This is, in essence, combining the 2 steps of your solution into 1.

Staff - 3 years, 5 months ago

"As many solutions as possible"? Okay, here's another approach. Let $$x$$ be the incremental variable, and we find the series expansion of $$Cos(\alpha +x)Cos(\beta +x)Cos(\gamma -2x)$$, which works out to, after simplification

$$Cos(\alpha )Cos(\beta )Cos(\gamma )+(\frac { 1 }{ 2 } Sin(2\alpha )+\frac { 1 }{ 2 } Sin(2\beta )-Sin(2\gamma ))x+O{ x }^{ 2 }+...$$

where $$O$$ indicates higher order coefficients. For the expression to be an extrema, the $$2nd$$ term must vanish, that is

$$\frac { 1 }{ 2 } Sin(2\alpha )+\frac { 1 }{ 2 } Sin(2\beta )-Sin(2\gamma ))=0$$

But for symmetry reasons, this must vanish also

$$\frac { 1 }{ 2 } Sin(2\alpha )-Sin(2\beta )+\frac { 1 }{ 2 } Sin(2\gamma ))=0$$, or

$$Sin(2\alpha )-2Sin(2\beta )+Sin(2\gamma ))=0$$

Adding this to the first, we quickly find that

$$Sin(2\alpha )=Sin(2\beta )$$

and that eventually $$\alpha =\beta =\gamma =\dfrac { \pi }{ 3 }$$, and the rest more or less follows. At this point, we've proven that this is the only extrema possible (with some caveats), but we haven't proven that it's a maxima. This is just a different approach, which can be used in other inequality problems like this. This is all part of "finding where the extrema are hiding?" problem, if you can't quite plot the landscape. If you can't see them, then feel them.

ADDED: In the spirit of "coming up with more proofs", here's a short proof. The following two expressions are equivalent, provided $$\alpha +\beta +\gamma =\pi$$

$$1-8Cos(\alpha )Cos(\beta )Cos(\gamma )$$

$${ (Sin(\alpha -\beta )) }^{ 2 }+{ (Cos(\alpha -\beta )-2Cos(\gamma )) }^{ 2 }$$

But notice that the 2nd expression, being a sum of squares, has to be positive or $$0$$. Hence, the inequality follows.

- 3 years, 5 months ago

Would this work?:

Let $$f(x)=\cos{x}\cos{(K-x)}$$ where $$0<K<180$$ is constant.
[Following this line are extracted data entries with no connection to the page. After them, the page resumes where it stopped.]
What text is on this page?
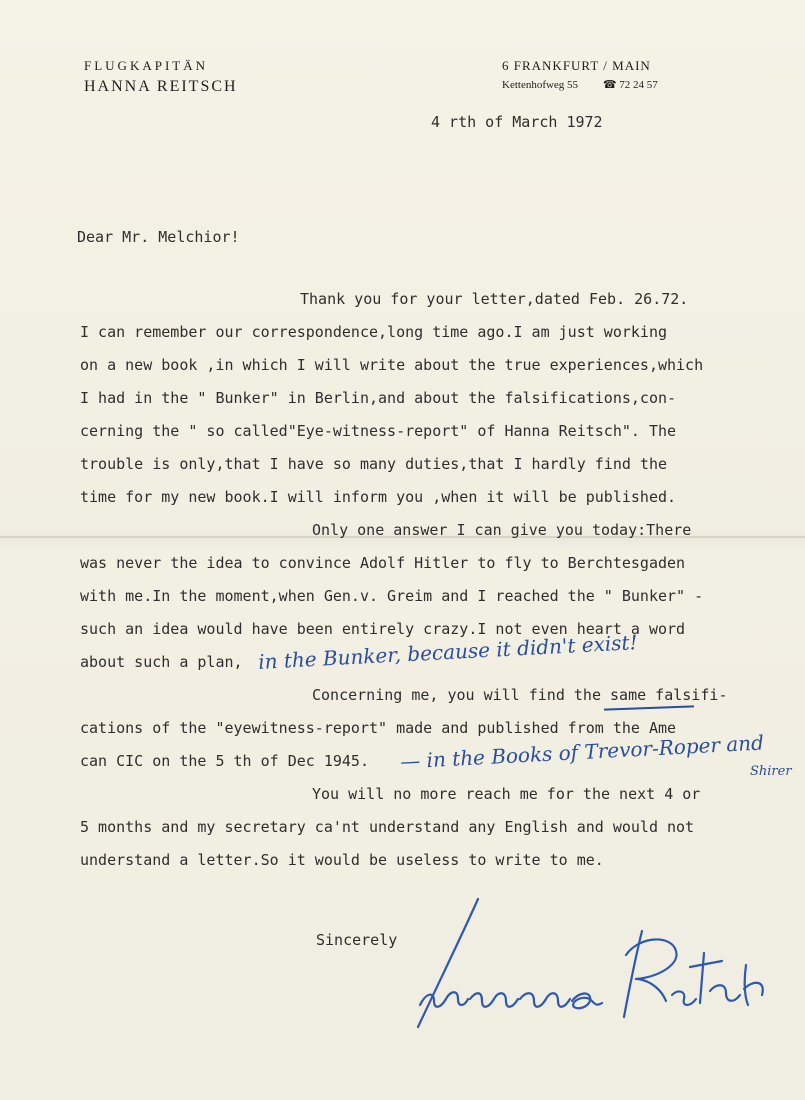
FLUGKAPITÄN
HANNA REITSCH
6 FRANKFURT / MAIN
Kettenhofweg 55 ☎ 72 24 57
4 rth of March 1972
Dear Mr. Melchior!
Thank you for your letter,dated Feb. 26.72.
I can remember our correspondence,long time ago.I am just working
on a new book ,in which I will write about the true experiences,which
I had in the " Bunker" in Berlin,and about the falsifications,con-
cerning the " so called"Eye-witness-report" of Hanna Reitsch". The
trouble is only,that I have so many duties,that I hardly find the
time for my new book.I will inform you ,when it will be published.
Only one answer I can give you today:There
was never the idea to convince Adolf Hitler to fly to Berchtesgaden
with me.In the moment,when Gen.v. Greim and I reached the " Bunker" -
such an idea would have been entirely crazy.I not even heart a word
about such a plan, in the Bunker, because it didn't exist!
Concerning me, you will find the same falsifi-
cations of the "eyewitness-report" made and published from the Ame
can CIC on the 5 th of Dec 1945. — in the Books of Trevor-Roper and
Shirer
You will no more reach me for the next 4 or
5 months and my secretary ca'nt understand any English and would not
understand a letter.So it would be useless to write to me.
Sincerely
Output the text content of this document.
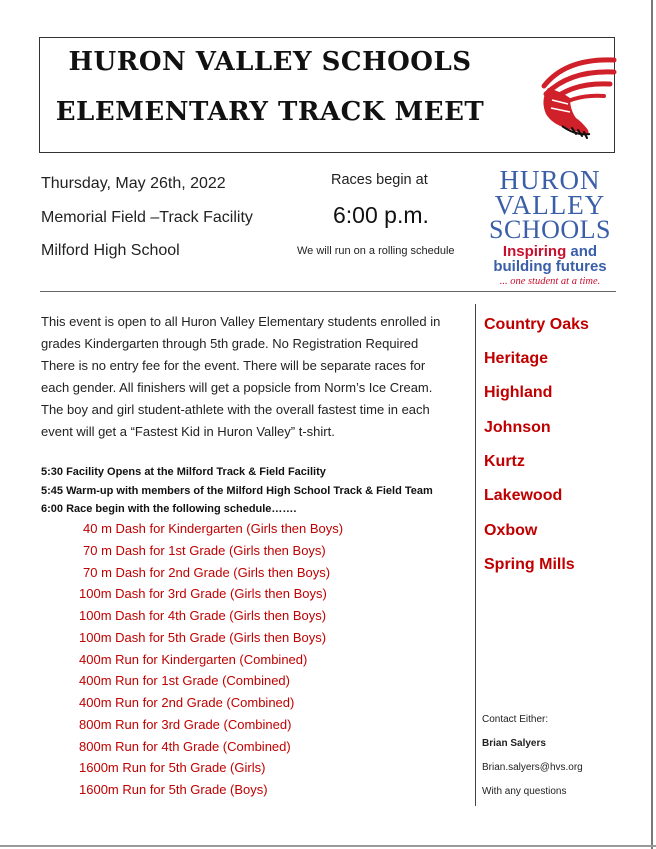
HURON VALLEY SCHOOLS
ELEMENTARY TRACK MEET
Thursday, May 26th, 2022
Memorial Field –Track Facility
Milford High School
Races begin at
6:00 p.m.
We will run on a rolling schedule
HURON
VALLEY
SCHOOLS
Inspiring and
building futures
... one student at a time.
This event is open to all Huron Valley Elementary students enrolled in
grades Kindergarten through 5th grade. No Registration Required
There is no entry fee for the event. There will be separate races for
each gender. All finishers will get a popsicle from Norm’s Ice Cream.
The boy and girl student-athlete with the overall fastest time in each
event will get a “Fastest Kid in Huron Valley” t-shirt.
5:30 Facility Opens at the Milford Track & Field Facility
5:45 Warm-up with members of the Milford High School Track & Field Team
6:00 Race begin with the following schedule…….
40 m Dash for Kindergarten (Girls then Boys)
70 m Dash for 1st Grade (Girls then Boys)
70 m Dash for 2nd Grade (Girls then Boys)
100m Dash for 3rd Grade (Girls then Boys)
100m Dash for 4th Grade (Girls then Boys)
100m Dash for 5th Grade (Girls then Boys)
400m Run for Kindergarten (Combined)
400m Run for 1st Grade (Combined)
400m Run for 2nd Grade (Combined)
800m Run for 3rd Grade (Combined)
800m Run for 4th Grade (Combined)
1600m Run for 5th Grade (Girls)
1600m Run for 5th Grade (Boys)
Country Oaks
Heritage
Highland
Johnson
Kurtz
Lakewood
Oxbow
Spring Mills
Contact Either:
Brian Salyers
Brian.salyers@hvs.org
With any questions
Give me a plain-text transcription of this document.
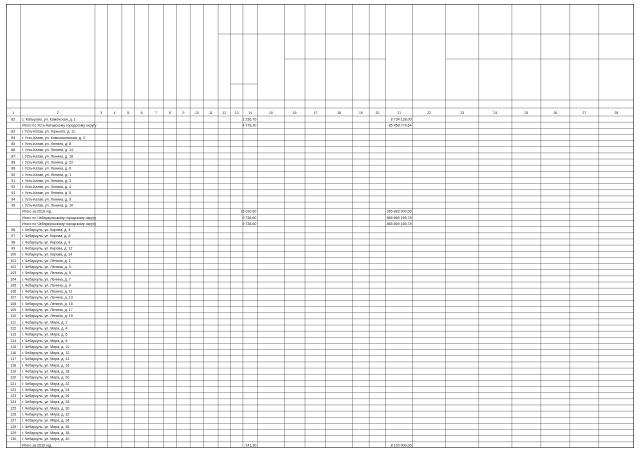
1	2	3	4	5	6	7	8	9	10	11	12	13	14	15	16	17	18	19	20	21	22	23	24	25	26	27	28
82 с. Катырово, ул. Каменская, д. 1	1 236,70	8 734 128,00
Итого по Усть-Катавскому городскому округу	4 778,30	85 458 774,64
83 г. Усть-Катав, ул. Горького, д. 11
84 г. Усть-Катав, ул. Комсомольская, д. 2
85 г. Усть-Катав, ул. Ленина, д. 8
86 г. Усть-Катав, ул. Ленина, д. 14
87 г. Усть-Катав, ул. Ленина, д. 16
88 г. Усть-Катав, ул. Ленина, д. 22
89 г. Усть-Катав, ул. Ленина, д. 6
90 г. Усть-Катав, ул. Ленина, д. 1
91 г. Усть-Катав, ул. Ленина, д. 3
92 г. Усть-Катав, ул. Ленина, д. 4
93 г. Усть-Катав, ул. Ленина, д. 5
94 г. Усть-Катав, ул. Ленина, д. 9
95 г. Усть-Катав, ул. Ленина, д. 10
Итого за 2016 год	15 030,60	265 883 000,00
Итого по Чебаркульскому городскому округу	9 738,60	865 669 165,78
Итого по Чебаркульскому городскому округу	9 738,60	865 669 165,78
96 г. Чебаркуль, ул. Кирова, д. 4
97 г. Чебаркуль, ул. Кирова, д. 6
98 г. Чебаркуль, ул. Кирова, д. 8
99 г. Чебаркуль, ул. Кирова, д. 12
100 г. Чебаркуль, ул. Кирова, д. 14
101 г. Чебаркуль, ул. Ленина, д. 1
102 г. Чебаркуль, ул. Ленина, д. 3
103 г. Чебаркуль, ул. Ленина, д. 5
104 г. Чебаркуль, ул. Ленина, д. 7
105 г. Чебаркуль, ул. Ленина, д. 9
106 г. Чебаркуль, ул. Ленина, д. 11
107 г. Чебаркуль, ул. Ленина, д. 13
108 г. Чебаркуль, ул. Ленина, д. 15
109 г. Чебаркуль, ул. Ленина, д. 17
110 г. Чебаркуль, ул. Ленина, д. 19
111 г. Чебаркуль, ул. Мира, д. 2
112 г. Чебаркуль, ул. Мира, д. 4
113 г. Чебаркуль, ул. Мира, д. 6
114 г. Чебаркуль, ул. Мира, д. 8
115 г. Чебаркуль, ул. Мира, д. 10
116 г. Чебаркуль, ул. Мира, д. 12
117 г. Чебаркуль, ул. Мира, д. 14
118 г. Чебаркуль, ул. Мира, д. 16
119 г. Чебаркуль, ул. Мира, д. 18
120 г. Чебаркуль, ул. Мира, д. 20
121 г. Чебаркуль, ул. Мира, д. 22
122 г. Чебаркуль, ул. Мира, д. 24
123 г. Чебаркуль, ул. Мира, д. 26
124 г. Чебаркуль, ул. Мира, д. 28
125 г. Чебаркуль, ул. Мира, д. 30
126 г. Чебаркуль, ул. Мира, д. 32
127 г. Чебаркуль, ул. Мира, д. 34
128 г. Чебаркуль, ул. Мира, д. 36
129 г. Чебаркуль, ул. Мира, д. 38
130 г. Чебаркуль, ул. Мира, д. 40
Итого за 2016 год	141,30	8 120 000,00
We can rewrite f as $$f(x)=1/2\cos{(x+K-x)}+1/2\cos{(x-(K-x))}=1/2\cos{K}+1/2\cos{(2x-K)}$$ which is maximized when $$x=K/2$$ (x is less than K for our intentions.)

Thus we should have at least some two of $$\alpha, \beta, \gamma$$ equal say $$\alpha=\gamma$$ to maximize the LHS of the inequality. This also means $$\beta=180-2\alpha$$

Now we wish to maximize $$\cos^2{\alpha}\cos{(180-2\alpha)}=-\cos^2{\alpha}\cos{2\alpha}$$.

We rewrite as $$-\frac{1+\cos{2\alpha}}{2} \cdot \cos{2\alpha}$$. As a quadratic in $$\cos{2\alpha}$$ the maximum is 1/8 when $$\cos{2\alpha}=-1/2$$. This is equivalent to an equilateral triangle.

- 3 years, 5 months ago

take the measure of the angles as 60 degrees . :P

- 3 years, 5 months ago

use AP > GP..

- 3 years, 5 months ago

Thanks!

Solution:

We see that $\cos \left(\dfrac{\alpha+\beta+\gamma}{3}\right)\ge \dfrac{\cos\alpha+\cos\beta+\cos\gamma}{3}\ge \sqrt[3]{\cos\alpha\cos\beta\cos\gamma}$

where the first inequality is Jensen's and the second is AM-GM.

But $$\alpha+\beta+\gamma=\pi$$ so$\sqrt[3]{\cos\alpha\cos\beta\cos\gamma}\le \cos \dfrac{\pi}{3}=\dfrac{1}{2}$

Thus $\cos\alpha\cos\beta\cos\gamma \le\dfrac{1}{8}$ as desired.

This solution works as long as the triangle is acute. However, when the triangle is obtuse, $$\cos\alpha\cos\beta\cos\gamma < 0$$ so the inequality still holds.

- 3 years, 5 months ago

yeah.. this is exactly what i was talking about..

- 3 years, 5 months ago